En este mundo cada vez más desigual donde, como señala el economista Thomas Piketty, el 1% más rico de la población mundial se apropió del 27% del crecimiento económico de los últimos cuarenta años, mientras que el 50% más pobre sólo capturó el 13%, la única igualación que existe es la que se produce hacia abajo, es decir, entre la clase media que se empobrece vertiginosamente y las clases más pauperizadas.
El 1% más rico de la población mundial se apropió del 27% del crecimiento económico de los últimos cuarenta años, mientras que el 50% más pobre sólo capturó el 13%, la única igualación que existe es la que se produce hacia abajo.

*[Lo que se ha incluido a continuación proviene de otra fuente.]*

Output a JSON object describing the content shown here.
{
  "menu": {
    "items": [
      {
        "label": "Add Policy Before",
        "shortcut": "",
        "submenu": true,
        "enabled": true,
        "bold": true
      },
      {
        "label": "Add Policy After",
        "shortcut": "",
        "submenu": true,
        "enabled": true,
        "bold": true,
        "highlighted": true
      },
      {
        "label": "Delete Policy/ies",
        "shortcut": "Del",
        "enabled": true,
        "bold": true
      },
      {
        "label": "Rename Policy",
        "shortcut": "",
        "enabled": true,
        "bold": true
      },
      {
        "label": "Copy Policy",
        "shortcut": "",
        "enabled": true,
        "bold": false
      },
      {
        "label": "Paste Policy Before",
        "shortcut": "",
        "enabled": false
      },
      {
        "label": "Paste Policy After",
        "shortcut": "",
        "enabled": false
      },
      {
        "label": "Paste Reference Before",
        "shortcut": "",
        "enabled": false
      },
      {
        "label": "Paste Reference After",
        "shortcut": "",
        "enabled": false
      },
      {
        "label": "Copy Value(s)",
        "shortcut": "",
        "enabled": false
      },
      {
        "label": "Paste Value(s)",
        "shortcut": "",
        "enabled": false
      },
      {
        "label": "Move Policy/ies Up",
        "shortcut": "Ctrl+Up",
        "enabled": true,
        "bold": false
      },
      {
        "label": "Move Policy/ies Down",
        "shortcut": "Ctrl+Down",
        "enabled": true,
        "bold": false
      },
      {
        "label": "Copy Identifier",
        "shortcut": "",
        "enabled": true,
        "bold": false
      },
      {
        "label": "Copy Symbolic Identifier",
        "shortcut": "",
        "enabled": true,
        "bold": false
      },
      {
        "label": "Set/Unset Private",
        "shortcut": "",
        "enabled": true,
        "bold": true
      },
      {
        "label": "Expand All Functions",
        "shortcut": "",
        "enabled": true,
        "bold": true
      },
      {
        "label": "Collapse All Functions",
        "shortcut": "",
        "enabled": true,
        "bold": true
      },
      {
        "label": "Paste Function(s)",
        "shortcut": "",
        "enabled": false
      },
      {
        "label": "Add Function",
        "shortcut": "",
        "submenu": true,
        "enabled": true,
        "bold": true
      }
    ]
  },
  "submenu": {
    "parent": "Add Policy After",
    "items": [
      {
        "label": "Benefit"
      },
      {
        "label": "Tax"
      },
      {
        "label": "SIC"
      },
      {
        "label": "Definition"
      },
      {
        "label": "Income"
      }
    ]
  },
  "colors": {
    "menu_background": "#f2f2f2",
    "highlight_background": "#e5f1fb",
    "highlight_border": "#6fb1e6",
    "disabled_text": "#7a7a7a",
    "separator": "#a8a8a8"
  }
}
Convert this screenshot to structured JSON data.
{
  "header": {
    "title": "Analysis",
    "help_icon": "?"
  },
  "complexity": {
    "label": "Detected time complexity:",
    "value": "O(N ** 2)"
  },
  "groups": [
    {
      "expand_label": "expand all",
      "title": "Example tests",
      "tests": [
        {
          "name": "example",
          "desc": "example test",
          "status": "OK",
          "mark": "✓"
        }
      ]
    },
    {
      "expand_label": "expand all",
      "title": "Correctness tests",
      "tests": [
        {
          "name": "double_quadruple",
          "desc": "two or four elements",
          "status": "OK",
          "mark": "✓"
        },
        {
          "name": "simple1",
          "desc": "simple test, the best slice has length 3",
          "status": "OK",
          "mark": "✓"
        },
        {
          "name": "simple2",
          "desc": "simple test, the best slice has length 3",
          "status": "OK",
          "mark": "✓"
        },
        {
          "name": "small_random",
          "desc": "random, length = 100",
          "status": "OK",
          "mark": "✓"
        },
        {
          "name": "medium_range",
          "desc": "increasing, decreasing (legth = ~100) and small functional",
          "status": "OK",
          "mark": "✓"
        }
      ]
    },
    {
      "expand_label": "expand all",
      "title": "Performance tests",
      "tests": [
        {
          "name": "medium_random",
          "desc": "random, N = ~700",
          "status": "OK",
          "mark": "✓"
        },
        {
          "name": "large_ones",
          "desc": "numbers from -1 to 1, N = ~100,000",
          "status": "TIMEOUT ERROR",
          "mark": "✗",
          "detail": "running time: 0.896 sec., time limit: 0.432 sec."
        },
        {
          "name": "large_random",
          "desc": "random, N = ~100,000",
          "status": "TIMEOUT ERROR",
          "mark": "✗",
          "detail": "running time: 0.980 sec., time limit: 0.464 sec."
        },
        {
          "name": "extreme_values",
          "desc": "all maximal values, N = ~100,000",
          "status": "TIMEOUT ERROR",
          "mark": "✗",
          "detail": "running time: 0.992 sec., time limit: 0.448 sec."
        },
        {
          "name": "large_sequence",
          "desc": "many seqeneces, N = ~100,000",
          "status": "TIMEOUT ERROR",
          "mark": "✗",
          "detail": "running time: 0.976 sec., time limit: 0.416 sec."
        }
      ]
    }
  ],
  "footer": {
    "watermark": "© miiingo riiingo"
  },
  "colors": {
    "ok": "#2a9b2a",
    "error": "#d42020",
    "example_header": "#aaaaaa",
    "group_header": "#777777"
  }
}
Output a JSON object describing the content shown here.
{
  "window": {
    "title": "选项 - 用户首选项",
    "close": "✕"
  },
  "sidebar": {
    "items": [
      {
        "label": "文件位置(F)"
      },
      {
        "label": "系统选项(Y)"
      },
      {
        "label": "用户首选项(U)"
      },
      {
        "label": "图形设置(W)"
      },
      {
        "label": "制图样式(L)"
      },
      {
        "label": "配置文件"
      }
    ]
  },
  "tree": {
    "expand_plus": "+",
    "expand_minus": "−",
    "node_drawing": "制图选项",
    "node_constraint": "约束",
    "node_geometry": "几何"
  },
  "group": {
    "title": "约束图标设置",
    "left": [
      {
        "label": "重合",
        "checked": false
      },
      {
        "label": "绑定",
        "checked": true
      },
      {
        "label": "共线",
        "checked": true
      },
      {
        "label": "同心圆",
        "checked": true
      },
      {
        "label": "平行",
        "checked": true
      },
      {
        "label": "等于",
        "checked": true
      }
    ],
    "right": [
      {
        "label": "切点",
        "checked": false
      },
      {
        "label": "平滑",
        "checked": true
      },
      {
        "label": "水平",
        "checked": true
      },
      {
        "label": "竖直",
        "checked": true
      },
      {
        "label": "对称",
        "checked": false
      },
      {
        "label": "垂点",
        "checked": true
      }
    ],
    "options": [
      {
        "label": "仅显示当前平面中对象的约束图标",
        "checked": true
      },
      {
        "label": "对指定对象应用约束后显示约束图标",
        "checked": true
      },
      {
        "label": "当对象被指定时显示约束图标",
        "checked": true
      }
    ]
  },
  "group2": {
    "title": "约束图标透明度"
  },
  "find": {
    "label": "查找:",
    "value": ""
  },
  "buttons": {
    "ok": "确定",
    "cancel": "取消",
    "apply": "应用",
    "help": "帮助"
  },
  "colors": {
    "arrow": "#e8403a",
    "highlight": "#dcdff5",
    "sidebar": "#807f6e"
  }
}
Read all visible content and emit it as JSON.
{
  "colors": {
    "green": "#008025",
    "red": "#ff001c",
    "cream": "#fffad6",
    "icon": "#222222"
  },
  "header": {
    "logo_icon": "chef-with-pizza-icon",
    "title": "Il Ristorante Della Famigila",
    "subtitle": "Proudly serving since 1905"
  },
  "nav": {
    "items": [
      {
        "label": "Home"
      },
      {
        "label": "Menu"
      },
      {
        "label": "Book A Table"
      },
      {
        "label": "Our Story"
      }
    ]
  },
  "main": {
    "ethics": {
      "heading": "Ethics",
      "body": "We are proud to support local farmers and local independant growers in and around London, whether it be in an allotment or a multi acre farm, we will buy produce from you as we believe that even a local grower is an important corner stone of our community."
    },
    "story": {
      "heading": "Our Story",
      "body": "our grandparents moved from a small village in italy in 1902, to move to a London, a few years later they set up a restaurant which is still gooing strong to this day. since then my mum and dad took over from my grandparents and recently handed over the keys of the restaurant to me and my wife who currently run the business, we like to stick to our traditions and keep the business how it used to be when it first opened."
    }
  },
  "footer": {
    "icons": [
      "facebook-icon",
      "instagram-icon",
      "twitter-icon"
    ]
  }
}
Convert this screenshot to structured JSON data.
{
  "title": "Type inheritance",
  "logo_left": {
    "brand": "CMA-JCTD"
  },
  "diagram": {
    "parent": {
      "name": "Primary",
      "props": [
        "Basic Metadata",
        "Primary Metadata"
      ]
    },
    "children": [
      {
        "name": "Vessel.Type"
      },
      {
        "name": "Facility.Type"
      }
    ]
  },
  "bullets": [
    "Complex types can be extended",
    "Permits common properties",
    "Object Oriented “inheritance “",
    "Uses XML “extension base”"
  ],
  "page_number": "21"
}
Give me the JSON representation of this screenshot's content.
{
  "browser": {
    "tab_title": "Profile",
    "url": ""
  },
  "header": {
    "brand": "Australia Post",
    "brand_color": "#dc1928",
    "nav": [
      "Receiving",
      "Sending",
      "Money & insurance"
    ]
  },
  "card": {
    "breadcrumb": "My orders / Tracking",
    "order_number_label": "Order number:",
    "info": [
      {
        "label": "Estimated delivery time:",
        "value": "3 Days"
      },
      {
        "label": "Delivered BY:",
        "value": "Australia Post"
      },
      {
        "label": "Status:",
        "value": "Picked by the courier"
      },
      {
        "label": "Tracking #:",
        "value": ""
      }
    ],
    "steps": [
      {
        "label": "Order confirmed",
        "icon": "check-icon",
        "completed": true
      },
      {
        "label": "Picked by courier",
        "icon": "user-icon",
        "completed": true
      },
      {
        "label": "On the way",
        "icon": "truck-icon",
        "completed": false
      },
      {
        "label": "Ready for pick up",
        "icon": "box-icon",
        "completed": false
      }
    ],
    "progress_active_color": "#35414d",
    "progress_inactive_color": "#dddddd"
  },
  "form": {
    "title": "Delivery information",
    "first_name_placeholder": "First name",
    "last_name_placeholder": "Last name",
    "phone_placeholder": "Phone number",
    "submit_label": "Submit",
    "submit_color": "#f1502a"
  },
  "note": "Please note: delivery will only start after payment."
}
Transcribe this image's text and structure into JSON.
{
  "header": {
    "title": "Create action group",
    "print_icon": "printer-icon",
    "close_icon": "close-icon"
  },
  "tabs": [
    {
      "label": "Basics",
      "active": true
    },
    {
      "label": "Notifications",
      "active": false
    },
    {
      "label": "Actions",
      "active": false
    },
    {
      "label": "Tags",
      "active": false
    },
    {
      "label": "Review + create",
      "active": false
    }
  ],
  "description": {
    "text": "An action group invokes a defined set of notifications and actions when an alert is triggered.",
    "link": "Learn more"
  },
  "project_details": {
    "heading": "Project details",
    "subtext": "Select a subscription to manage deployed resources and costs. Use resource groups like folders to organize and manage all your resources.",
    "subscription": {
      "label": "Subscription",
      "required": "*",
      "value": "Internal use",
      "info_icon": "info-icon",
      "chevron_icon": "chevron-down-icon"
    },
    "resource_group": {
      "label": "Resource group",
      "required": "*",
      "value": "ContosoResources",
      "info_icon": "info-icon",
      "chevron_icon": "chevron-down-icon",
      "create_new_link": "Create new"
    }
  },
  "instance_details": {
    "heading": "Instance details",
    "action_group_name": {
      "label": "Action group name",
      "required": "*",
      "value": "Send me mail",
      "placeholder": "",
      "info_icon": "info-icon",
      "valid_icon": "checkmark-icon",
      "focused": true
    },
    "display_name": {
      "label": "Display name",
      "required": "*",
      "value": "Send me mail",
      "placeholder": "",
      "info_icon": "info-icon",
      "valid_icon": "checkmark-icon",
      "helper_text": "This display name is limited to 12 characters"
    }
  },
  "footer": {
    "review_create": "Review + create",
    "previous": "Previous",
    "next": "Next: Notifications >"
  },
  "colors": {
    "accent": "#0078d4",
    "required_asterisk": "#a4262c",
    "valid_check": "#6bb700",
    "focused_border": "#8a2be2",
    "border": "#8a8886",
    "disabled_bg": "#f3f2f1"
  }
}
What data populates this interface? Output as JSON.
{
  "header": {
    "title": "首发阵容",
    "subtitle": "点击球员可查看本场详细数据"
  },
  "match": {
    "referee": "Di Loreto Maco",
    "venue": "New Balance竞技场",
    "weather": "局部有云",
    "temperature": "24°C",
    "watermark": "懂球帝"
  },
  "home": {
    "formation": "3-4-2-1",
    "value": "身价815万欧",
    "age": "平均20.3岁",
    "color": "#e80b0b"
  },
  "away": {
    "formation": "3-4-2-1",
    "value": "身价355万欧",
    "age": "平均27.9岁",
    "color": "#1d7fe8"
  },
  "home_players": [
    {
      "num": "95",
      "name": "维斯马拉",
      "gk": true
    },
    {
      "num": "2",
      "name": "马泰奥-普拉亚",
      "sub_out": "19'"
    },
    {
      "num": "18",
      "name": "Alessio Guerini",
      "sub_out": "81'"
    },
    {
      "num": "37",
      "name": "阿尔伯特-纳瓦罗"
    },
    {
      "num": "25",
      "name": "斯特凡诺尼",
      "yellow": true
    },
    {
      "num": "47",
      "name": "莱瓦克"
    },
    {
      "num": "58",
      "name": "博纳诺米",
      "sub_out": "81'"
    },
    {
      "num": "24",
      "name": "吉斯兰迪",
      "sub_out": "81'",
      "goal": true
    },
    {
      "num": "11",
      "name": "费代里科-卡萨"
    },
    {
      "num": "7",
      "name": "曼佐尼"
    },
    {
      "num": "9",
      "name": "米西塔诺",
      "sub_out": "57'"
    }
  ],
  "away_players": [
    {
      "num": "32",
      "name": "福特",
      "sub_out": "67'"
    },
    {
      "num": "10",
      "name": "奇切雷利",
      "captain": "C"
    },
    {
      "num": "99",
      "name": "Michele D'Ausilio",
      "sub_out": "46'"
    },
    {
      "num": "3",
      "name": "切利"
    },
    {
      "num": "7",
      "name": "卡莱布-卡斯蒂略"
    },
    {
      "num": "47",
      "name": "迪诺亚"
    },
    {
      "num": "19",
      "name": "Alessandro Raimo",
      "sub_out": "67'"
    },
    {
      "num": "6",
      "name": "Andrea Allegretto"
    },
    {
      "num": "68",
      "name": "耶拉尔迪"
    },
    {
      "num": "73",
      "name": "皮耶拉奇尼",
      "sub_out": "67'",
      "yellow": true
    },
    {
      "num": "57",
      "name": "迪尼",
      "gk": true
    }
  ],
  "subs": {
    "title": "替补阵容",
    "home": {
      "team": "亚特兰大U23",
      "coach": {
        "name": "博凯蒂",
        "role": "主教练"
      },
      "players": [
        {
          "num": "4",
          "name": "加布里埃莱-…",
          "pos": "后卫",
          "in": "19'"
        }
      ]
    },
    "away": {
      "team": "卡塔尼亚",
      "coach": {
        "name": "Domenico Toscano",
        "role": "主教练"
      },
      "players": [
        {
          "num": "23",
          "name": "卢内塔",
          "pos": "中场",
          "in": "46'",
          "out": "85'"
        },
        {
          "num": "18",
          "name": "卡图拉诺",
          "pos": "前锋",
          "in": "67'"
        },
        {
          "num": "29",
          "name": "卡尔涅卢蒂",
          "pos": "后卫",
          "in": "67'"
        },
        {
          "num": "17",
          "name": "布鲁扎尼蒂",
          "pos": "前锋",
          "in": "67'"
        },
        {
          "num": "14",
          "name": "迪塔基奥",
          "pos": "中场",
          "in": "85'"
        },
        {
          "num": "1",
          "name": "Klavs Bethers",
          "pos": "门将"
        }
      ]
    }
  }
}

Estamos en presencia de la versión más brutal que se haya conocido del capitalismo que mientras se fortalece, los Estados se debilitan. Por eso hoy más que nunca es necesario recuperar la ética del servicio público, repensar la política como un espacio de transformación, recomponer la confianza en los partidos políticos como canalizadores de las demandas colectivas e impulsar la participación activa de los ciudadanos, revalorizando aquellos liderazgos como el de Miguel, que han sido referentes en la construcción de sociedades más justas e igualitarias y han contribuido, siguiendo esos principios, a la planificación de políticas públicas con un profundo contenido ideológico, trascendiendo distintas gestiones de gobierno.
EL LEGADO DE MIGUEL
De la historia se desprende que sólo se han logrado establecer políticas públicas de calidad cuando fueron impulsadas por dirigentes políticos como él, de convicciones profundas, al servicio del interés general y que contaron con el apoyo de las mayorías.
Vale recordar, en este sentido, aquella lucha que Miguel libró a principios de Siglo junto a su equipo de la Municipalidad de Rosario, para establecer la sede definitiva del primer Museo de la Memoria de Argentina, donde funcionaba el Comando del segundo cuerpo del Ejército. Mostrando una vez más sus convicciones y nobleza, decidió pese a ser en ese entonces el intendente de la ciudad, no dar un discurso en su inauguración en 2010, brindando una lección política, al darle el lugar correspondiente a las organizaciones de derechos humanos, decidiendo no apropiarse desde la política de algo tan sentido para el pueblo argentino.
De la historia se desprende que sólo se han logrado establecer políticas públicas de calidad cuando fueron impulsadas por dirigentes políticos como él, de convicciones profundas, al servicio del interés general y que contaron con el apoyo de las mayorías.
Como dijo alguna vez Salvador Allende: “La revolución no implica destruir, sino construir; no implica arrasar, sino edificar”. Y vaya si Miguel edificó a lo largo y ancho de su vida. Construyamos entonces a través de la participación política y el diálogo, a través del debate público, sobre los cimientos ya establecidos, reconociendo los errores para así promover iniciativas donde la ciudadanía hoy atomizada, sea parte más allá de las urnas, donde podamos pensar en un futuro más igualitario y recordemos a nuestros referentes, que impulsados por el deseo de construir un mundo mejor, nos han dejado su legado, enseñándonos la importancia de anteponer siempre lo colectivo sobre los particularismos más extremos.